Blacksmithing Introduction I will introduce students to the fundamental techniques of blacksmithing, using hammer, anvil and heat to transform steel into decorative works of art. Over the course of one weekend, Blacksmiths Introduction I introduces students to fundamental forging techniques. Students learn how to use an anvil, to taper and bend and how to achieve a surface treatment, applying these skills to forge a decorative wall-mounted coat hook.
Making things in a forge is a physical process, in Blacksmith Introduction I students pair up and learn to strike for their partner blacksmith, a co-operative tradition which involves the blacksmith striking a larger hammer to a smaller hammer to amplify pressure.
Students have their own work area in the 130 year old blacksmithing bays of the Eveleigh Locomotive Workshops surrounded by large scale heritage machinery once used to manufacture trains. Our work stations are equipped with gas forges, anvil, tongs, hammers and other specialty blacksmithing tools. All safety equipment is included, however feel free to bring your own.

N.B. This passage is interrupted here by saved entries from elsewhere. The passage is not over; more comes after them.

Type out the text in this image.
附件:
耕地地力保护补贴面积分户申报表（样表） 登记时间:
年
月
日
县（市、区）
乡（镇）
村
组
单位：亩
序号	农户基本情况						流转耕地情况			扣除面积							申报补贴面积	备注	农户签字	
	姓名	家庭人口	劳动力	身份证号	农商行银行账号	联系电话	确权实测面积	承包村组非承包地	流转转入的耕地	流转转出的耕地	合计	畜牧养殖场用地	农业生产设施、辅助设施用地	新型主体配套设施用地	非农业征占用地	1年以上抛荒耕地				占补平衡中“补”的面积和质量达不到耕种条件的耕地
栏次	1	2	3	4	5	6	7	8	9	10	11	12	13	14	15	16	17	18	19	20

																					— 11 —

Blacksmithing Introduction I is a unique experience immersing students in industrial heritage, the physicality of making and the excitement of working with hot steel. There’s nothing quite like the feeling of making something with your own hands and sweat.
If weekends don’t work for you, Blacksmith Introduction II happens over 6 consecutive Tuesday nights.
Students will make
A forged coat hook
Students will learn
How to heat steel using a gas furnace
How to use an anvil
Hand forging techniques including: tapering, bending, riveting, fullering and finishing
How to work safely in a group environment with other blacksmiths
Striking and cooperative blacksmithing
The properties of steels and alloys
All safety gear including leather blacksmith aprons, eye, ear and hand protection (feel free to bring your own if you prefer)
Appropriate for beginners
This course is open to students of all skill levels and does not require any prior experience. Ages 15 and up.
What to bring
Bottle of water and snacks
What to wear
Clothing appropriate for a workshop – long pants and sleeves (preferably natural fibre), solid shoes/boots.